Indonesia mobilized on a scale that matched the disaster. President Joko Widodo ordered Lombok International Airport to operate around the clock. The military deployed KRI Dr. Soeharso, a hospital ship, alongside aircraft carrying troops and medical supplies. The Indonesian Red Cross sent 26 tonnes of aid. Regional governments contributed what they could: West Sumatra shipped a ton of rendang to feed displaced families; West Java sent 3.5 billion rupiah. In Jakarta, a band of cabinet ministers -- the Finance Minister, the Foreign Minister, the Transportation Minister -- performed a benefit concert that raised 2.2 billion rupiah. The Transportation Minister then sold his guitar for another 200 million. During the opening ceremony of the 2018 Asian Games, held in Jakarta and Palembang just weeks later, the stadium fell silent for the victims of Lombok. In North Lombok, where 198,846 people -- out of a population of roughly 215,000 -- were living in refugee camps, the solidarity was welcome.
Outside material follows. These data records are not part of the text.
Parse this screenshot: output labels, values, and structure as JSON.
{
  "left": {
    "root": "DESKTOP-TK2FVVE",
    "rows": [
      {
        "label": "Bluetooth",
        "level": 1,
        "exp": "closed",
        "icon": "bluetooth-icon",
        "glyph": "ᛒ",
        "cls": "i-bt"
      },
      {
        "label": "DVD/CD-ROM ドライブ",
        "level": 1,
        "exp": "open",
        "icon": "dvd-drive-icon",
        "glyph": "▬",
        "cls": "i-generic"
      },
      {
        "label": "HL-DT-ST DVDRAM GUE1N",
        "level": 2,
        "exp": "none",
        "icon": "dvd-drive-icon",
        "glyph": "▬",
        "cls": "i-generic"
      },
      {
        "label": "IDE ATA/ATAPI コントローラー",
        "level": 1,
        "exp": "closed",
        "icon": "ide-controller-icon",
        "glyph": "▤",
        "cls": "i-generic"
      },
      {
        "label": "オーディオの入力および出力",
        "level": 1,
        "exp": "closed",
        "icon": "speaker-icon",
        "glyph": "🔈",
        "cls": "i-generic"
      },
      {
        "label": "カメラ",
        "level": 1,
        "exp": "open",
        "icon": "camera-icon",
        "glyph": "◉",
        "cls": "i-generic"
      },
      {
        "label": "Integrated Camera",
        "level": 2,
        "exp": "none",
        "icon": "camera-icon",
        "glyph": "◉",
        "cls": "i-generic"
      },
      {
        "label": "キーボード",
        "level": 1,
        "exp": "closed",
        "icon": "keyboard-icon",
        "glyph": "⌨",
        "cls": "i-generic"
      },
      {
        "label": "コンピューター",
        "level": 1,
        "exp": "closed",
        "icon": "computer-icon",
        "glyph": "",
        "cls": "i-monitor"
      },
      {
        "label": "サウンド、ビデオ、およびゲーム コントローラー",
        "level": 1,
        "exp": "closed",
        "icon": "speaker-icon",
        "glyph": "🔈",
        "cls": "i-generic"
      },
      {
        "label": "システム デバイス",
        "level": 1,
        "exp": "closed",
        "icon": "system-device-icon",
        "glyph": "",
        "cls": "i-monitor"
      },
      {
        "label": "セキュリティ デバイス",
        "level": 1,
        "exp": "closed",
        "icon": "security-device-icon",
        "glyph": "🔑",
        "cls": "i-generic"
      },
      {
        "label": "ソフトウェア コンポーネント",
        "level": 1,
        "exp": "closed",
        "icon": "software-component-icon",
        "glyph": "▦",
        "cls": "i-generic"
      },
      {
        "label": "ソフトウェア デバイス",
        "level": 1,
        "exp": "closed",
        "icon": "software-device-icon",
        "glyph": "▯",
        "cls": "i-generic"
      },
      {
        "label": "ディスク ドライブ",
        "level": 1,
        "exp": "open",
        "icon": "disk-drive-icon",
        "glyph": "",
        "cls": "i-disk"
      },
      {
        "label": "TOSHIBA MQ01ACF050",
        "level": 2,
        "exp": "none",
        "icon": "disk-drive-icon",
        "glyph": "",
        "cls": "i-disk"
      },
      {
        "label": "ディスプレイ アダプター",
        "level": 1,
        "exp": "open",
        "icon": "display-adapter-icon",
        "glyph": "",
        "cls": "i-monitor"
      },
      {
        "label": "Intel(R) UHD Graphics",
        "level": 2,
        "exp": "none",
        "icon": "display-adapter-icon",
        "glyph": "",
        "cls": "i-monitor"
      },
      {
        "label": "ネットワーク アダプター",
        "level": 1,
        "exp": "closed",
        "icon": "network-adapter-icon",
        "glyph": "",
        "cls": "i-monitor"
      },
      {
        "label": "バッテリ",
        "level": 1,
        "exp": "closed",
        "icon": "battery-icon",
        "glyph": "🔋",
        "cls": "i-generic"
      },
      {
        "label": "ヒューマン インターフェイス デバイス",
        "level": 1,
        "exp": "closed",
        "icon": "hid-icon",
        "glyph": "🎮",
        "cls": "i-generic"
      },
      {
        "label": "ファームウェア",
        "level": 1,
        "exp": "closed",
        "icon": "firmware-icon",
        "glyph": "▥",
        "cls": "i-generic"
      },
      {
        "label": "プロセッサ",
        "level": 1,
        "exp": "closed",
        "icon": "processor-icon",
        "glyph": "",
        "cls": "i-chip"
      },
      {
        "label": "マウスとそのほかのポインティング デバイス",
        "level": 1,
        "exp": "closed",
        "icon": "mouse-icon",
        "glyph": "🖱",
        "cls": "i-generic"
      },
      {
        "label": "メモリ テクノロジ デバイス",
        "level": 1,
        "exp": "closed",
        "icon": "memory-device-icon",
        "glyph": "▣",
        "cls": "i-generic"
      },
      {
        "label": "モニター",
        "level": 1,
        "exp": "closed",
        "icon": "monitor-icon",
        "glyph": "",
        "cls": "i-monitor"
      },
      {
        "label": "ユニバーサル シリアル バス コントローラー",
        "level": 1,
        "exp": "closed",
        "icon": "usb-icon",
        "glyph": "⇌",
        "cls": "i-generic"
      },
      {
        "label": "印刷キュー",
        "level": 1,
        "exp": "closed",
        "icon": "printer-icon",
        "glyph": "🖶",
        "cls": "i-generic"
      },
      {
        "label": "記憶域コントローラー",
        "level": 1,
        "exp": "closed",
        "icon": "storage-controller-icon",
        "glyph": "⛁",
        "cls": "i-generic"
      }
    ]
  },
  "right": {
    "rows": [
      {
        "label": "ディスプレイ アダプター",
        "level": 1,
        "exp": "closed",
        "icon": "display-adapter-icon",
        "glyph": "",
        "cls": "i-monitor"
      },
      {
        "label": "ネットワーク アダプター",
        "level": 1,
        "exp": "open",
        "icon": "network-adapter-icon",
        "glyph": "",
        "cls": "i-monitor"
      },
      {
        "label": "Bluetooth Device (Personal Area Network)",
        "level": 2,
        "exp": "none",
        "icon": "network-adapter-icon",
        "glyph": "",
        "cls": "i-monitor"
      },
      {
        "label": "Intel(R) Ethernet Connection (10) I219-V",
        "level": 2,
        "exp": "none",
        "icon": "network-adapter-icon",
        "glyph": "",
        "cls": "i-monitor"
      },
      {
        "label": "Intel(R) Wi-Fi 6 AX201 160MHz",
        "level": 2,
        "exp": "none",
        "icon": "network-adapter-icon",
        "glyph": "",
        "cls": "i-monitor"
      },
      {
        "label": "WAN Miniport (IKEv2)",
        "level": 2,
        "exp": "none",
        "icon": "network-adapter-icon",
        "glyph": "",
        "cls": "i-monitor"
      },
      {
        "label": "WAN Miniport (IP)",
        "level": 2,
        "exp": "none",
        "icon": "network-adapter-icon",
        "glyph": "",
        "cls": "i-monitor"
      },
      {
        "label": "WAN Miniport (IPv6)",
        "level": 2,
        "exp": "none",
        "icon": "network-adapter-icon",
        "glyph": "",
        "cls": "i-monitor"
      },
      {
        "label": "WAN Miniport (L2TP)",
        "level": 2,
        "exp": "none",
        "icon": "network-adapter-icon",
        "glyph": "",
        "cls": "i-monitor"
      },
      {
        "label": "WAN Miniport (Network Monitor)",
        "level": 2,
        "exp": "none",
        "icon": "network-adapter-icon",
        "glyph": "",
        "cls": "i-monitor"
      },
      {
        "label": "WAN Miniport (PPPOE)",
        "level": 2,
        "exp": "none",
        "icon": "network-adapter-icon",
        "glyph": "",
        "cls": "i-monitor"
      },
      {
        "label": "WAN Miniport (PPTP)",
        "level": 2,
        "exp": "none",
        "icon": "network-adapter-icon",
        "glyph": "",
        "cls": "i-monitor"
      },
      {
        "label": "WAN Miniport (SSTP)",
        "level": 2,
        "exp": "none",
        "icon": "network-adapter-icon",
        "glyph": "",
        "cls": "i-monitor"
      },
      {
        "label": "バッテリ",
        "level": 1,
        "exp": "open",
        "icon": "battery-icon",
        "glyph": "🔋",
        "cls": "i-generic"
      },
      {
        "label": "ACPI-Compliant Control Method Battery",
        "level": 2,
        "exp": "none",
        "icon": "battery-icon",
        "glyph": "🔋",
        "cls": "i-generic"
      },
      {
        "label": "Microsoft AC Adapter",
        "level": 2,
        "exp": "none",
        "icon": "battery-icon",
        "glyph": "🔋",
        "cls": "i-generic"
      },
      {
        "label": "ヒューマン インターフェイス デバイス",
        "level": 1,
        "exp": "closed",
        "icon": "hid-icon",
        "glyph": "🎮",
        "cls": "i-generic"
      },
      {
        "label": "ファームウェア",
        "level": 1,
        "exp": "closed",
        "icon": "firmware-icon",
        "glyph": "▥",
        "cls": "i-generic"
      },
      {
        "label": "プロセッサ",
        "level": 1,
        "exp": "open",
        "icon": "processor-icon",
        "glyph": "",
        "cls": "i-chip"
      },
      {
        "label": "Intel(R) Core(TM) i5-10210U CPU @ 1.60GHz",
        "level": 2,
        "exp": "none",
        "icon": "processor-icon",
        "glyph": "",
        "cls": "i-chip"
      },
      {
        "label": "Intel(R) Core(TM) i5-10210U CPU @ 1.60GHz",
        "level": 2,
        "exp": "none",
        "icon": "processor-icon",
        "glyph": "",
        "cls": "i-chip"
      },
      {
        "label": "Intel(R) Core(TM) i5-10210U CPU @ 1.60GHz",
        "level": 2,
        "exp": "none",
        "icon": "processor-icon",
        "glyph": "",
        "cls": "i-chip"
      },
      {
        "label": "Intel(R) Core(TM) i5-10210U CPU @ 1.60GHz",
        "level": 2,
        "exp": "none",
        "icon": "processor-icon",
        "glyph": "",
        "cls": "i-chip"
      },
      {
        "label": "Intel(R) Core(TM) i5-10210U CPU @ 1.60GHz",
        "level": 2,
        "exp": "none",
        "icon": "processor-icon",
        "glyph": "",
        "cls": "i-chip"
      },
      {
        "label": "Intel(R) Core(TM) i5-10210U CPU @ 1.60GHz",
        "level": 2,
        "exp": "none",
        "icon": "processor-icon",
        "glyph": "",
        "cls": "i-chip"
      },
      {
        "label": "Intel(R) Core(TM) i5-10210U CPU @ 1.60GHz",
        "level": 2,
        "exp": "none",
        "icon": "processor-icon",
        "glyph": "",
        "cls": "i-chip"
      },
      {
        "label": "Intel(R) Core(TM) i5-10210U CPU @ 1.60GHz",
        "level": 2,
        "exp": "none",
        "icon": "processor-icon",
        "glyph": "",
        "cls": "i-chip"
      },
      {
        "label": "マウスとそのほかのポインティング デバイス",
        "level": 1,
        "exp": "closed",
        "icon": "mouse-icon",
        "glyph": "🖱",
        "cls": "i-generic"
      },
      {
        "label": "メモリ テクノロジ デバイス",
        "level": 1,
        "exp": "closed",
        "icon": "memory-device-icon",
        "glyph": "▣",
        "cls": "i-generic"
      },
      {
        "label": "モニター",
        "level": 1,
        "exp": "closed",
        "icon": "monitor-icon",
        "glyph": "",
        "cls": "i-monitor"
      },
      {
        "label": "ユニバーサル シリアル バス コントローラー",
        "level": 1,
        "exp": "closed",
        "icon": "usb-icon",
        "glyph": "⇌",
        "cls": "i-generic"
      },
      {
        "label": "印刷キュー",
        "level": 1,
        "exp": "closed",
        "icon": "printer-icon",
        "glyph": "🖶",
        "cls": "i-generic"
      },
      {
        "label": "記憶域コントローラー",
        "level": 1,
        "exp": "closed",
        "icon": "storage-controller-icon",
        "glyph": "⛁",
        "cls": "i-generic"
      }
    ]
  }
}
But the needs were staggering: 42,239 houses damaged, 458 schools destroyed, and an earthquake sequence that still had one more major event to deliver.

Why the Damage Was So Devastating

The death toll -- 563 from the August 5 quake and its aftershocks, 565 across all August tremors -- reflected more than seismic force. Indonesia's disaster management agency cited a lack of construction regulations, insufficient technical knowledge among builders regarding earthquake resistance, and the economic inability of many residents to build stronger homes. The foreshock of July 29 had already weakened thousands of structures. When the mainshock arrived a week later, buildings that had survived the first event failed under the second. Aftershocks continued the destruction: a magnitude 5.9 on August 9 killed six more, including two Indonesian Red Cross volunteers, and a magnitude 6.3 on August 18 killed two. By the time the sequence finally ebbed, the island's infrastructure had been systematically dismantled by a fault system that seemed to target the same communities over and over again.

From the Air

The epicenter of the August 5, 2018 earthquake lies at approximately 8.29S, 116.45E, on the northeastern slopes of Mount Rinjani in North Lombok. From altitude, the 3,726-meter volcano dominates the island, with landslide scars visible on its northern flanks. The Gili Islands -- Trawangan, Meno, and Air -- are visible just northwest of the Lombok coast, small and flat against the Lombok Strait. Lombok International Airport (WADL/LOP) is located in the island's south. Across the strait to the west, Bali's Ngurah Rai International Airport (WADD/DPS) sustained ceiling damage but remained operational. The Flores Thrust runs through the seafloor north of the island, invisible from the air but responsible for everything below.